In summary, that type says that the function takes a value of type t, a region r, and a continuation that expects a value of type (t, t) allocated in region r. It also requires that r hasn't been freed. That should seem like a reasonable type for the duplicate function. The richness of the information present in the type should hopefully justify how many compile-time instructions are used to construct it. Resorting too much to type inference would hurt the performance of the verifier asymptotically, so in the tradeoff between binary size and verifier performance I chose a faster verifier. One- and two-byte instructions helps the binary size a lot already.
To see how writing these 70ish bytes looks in practice, go to example.md for the example.

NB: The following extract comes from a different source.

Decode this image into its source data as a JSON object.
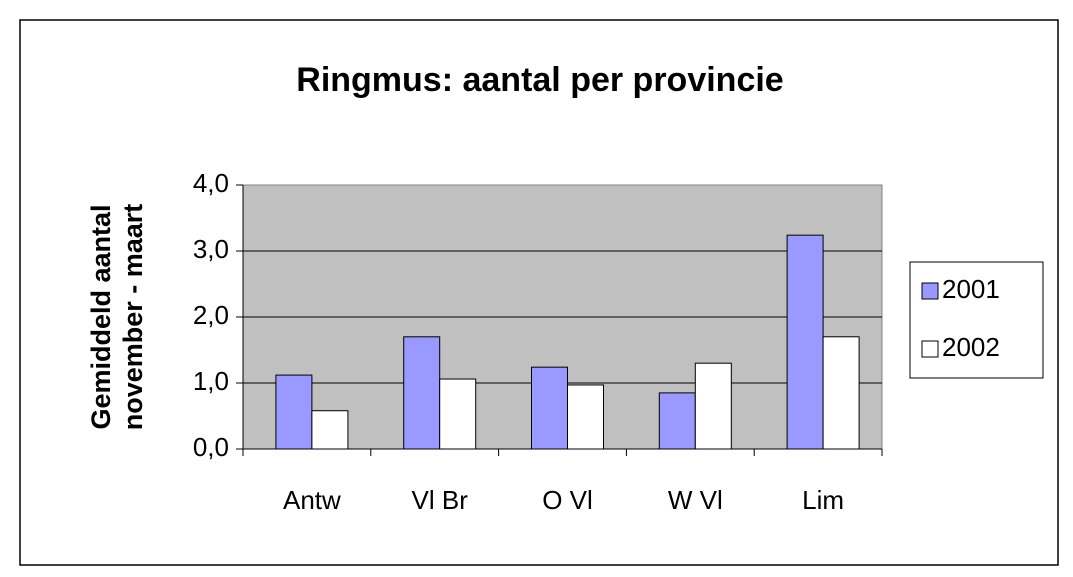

Note that it also outputs the instructions the VM will execute, with the compile-time stuff all erased. To turn example.md into bytecode, I have another project here. I haven't had the time to actually run example.md since I would need write entry-point and exit-point functions, using heap-allocated continuation closures. It's a pain to handwrite in the assembly. I'll write a little lambda-calculus compiler soon to get much better tests of SaberVM. In theory, however, the VM should be able to do example.md already.
This is very WIP; the purpose of this MVP is not to ship it per se, but mostly to play with the system and figure out what breaking changes need to be made.
Polymorphism is currently just done in a simple Kinds-Are-Calling-Conventions approach.